The audit also discovered the city was losing money by not enforcing the rules. By cracking down on these unlicensed businesses, Hamilton could recoup about $170,000 every year.
The audit does have a familiar ring to it. In 2007 a scathing internal audit proposed 48 recommendations to city staff to fix the standards and licensing section of the department. The audit found there was a lack of enforcement, no performance reviews for staff, and poor communications. The city brought in Hazell to improve the department.
“We have changed the culture here,” he said, since the 2007 review. “But staff is (concentrating) on keeping existing businesses compliant.”
Members of the audit and administration committee were also surprised to learn that recommendations they had suggested to help various city departments to work cooperately when they license an establishment hasn’t happened.
“People will find it odd (that) city can’t communicate with each other,” said Stoney Creek councillor Brad Clark. “This needs to be resolved permanently. We have a significant amount of work to do.”
Glanbrook councillor Brenda Johnson said she has been “frustrated” at the lack of action to crack down on unlicensed businesses in her area. Every time a resident tells her about an unlicensed business, she throws up her hands.
“I tell them ‘I know they are not supposed to be there,’” she said.
Hazell countered hampering the problem is the city’s own computer system is antiquated and needs to be upgraded to allow departments to collaborate with each other, as well as process the high volume of business licenses.
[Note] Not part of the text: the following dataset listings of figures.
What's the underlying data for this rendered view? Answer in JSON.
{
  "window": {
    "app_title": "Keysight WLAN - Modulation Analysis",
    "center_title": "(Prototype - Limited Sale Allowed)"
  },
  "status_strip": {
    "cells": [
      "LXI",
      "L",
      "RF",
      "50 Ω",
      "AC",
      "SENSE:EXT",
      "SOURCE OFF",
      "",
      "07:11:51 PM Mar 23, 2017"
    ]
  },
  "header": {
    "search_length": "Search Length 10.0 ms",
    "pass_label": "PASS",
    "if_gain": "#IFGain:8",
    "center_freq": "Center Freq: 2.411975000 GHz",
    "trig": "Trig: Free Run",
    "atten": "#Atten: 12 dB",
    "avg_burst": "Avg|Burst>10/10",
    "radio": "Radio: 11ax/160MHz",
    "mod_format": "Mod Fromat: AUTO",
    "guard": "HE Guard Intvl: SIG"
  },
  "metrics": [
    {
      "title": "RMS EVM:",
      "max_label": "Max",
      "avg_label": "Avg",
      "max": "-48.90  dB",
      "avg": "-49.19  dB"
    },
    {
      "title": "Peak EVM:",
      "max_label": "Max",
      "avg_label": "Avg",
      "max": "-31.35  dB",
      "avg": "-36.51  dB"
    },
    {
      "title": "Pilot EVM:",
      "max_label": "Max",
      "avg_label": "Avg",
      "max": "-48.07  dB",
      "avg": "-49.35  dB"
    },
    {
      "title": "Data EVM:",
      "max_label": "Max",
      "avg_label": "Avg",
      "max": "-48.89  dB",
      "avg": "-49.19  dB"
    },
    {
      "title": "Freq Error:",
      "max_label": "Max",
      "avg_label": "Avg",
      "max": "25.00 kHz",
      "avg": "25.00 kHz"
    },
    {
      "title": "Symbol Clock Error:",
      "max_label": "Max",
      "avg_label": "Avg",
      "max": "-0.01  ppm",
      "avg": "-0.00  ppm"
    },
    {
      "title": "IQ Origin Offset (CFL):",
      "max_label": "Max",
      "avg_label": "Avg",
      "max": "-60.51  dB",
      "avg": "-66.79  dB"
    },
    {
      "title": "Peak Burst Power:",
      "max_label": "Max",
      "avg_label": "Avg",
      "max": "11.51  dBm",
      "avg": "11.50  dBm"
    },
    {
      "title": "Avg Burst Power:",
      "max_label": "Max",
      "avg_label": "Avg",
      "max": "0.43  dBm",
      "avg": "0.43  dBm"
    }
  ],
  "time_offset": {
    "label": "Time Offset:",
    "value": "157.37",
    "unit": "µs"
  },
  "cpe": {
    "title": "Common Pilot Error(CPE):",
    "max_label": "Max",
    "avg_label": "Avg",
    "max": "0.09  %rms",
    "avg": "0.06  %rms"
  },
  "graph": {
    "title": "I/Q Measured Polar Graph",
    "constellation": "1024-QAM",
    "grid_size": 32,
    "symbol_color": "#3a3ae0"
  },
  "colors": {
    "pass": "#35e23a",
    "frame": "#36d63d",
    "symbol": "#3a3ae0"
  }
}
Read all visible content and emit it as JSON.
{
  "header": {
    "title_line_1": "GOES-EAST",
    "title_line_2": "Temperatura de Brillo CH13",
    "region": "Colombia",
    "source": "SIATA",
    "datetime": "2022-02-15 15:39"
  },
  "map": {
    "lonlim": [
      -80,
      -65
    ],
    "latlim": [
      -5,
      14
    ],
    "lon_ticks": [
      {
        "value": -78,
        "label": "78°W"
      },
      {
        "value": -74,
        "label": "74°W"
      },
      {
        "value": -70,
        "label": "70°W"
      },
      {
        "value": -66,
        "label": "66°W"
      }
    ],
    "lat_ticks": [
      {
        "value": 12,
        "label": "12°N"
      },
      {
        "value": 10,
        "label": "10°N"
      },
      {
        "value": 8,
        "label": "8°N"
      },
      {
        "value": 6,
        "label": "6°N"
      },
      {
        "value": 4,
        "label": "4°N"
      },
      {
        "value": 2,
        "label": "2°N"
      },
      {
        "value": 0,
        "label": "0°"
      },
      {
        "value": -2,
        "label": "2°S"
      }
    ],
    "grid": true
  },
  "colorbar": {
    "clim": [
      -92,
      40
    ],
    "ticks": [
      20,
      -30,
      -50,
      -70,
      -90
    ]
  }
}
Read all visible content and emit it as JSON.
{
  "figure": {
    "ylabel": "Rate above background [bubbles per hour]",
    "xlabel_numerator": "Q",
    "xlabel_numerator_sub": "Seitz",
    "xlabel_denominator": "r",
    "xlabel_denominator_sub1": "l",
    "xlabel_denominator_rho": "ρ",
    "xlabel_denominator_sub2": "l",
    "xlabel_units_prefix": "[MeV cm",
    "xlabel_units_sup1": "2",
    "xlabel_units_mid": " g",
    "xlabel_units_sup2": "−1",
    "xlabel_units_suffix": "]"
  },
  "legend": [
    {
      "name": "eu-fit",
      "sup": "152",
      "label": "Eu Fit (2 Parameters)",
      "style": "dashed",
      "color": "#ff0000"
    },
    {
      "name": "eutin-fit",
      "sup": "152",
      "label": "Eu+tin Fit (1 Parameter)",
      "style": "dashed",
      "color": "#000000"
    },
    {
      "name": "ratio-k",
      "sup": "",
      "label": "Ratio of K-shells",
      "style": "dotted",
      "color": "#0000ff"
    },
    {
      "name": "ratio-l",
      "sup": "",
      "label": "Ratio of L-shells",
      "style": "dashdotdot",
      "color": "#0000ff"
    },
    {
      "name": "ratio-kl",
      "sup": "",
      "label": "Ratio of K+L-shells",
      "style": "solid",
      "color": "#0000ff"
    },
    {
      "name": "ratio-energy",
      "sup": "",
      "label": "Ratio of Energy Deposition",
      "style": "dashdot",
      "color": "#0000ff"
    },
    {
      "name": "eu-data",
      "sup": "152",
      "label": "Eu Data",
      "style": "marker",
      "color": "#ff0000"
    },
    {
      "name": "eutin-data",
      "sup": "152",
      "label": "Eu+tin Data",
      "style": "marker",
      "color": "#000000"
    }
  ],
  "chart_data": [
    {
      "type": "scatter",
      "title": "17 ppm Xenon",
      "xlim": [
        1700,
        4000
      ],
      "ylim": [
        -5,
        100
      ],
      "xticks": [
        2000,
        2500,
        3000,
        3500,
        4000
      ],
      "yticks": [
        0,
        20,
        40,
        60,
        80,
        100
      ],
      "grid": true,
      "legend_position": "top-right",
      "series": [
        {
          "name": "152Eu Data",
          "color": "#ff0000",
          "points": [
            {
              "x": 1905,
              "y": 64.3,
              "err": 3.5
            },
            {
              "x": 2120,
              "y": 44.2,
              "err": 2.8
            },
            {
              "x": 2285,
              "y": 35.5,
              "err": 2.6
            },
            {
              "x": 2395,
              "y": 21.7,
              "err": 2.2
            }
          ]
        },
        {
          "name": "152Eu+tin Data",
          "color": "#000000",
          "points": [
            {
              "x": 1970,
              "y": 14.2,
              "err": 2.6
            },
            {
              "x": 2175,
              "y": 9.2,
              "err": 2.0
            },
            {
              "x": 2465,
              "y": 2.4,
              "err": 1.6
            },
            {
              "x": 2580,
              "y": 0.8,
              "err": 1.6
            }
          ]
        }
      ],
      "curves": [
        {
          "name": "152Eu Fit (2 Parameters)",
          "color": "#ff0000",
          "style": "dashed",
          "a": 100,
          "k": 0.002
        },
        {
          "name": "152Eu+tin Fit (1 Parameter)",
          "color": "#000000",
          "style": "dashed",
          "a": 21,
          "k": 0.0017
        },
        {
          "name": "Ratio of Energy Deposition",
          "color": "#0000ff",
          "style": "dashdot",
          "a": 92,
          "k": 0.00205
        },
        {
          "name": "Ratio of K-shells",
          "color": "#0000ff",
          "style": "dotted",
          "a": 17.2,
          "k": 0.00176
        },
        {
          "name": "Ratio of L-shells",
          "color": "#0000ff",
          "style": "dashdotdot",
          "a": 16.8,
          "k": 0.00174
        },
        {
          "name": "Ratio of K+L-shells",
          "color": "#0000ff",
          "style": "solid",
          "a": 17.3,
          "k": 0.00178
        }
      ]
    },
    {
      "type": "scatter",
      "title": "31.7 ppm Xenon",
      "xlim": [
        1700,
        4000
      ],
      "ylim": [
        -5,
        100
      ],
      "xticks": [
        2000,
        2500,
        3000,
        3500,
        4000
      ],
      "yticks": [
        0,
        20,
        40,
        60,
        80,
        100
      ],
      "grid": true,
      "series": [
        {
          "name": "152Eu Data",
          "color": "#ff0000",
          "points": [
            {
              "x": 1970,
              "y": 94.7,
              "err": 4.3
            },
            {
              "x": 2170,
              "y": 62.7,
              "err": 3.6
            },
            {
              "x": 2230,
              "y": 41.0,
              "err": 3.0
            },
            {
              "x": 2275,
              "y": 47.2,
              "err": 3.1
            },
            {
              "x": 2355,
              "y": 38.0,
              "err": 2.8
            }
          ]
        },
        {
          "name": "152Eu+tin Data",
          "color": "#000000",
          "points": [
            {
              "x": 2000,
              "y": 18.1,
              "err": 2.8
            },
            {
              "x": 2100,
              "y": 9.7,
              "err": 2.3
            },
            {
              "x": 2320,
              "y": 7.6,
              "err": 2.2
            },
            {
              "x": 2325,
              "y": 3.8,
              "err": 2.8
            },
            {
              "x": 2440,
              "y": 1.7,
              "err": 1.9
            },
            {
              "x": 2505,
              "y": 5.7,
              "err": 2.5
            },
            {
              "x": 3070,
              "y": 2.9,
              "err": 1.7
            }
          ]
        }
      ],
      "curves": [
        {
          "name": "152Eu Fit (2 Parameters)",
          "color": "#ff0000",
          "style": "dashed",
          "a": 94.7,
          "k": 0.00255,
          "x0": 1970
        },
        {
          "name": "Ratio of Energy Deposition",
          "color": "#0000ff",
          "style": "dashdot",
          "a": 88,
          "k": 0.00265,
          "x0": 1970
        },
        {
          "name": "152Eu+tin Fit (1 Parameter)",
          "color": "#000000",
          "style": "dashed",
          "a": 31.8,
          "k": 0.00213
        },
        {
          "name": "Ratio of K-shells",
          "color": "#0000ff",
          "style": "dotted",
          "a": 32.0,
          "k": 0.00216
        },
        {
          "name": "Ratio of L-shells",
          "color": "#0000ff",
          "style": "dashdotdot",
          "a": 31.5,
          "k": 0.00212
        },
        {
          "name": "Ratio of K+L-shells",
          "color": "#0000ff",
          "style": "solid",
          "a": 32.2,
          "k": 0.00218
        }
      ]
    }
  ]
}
He said improving the system and hiring more people would mean “significant” costs to taxpayers.
The committee gave city staff until July to report back to councillors with a plan to improve the licensing enforcement process.
Ward 5 councillor Chad Collins said licensing staff needs to address the unlicensed food establishments since it could be a health and safety issue.
Hazell said staff will check out any food establishments that are unlicensed.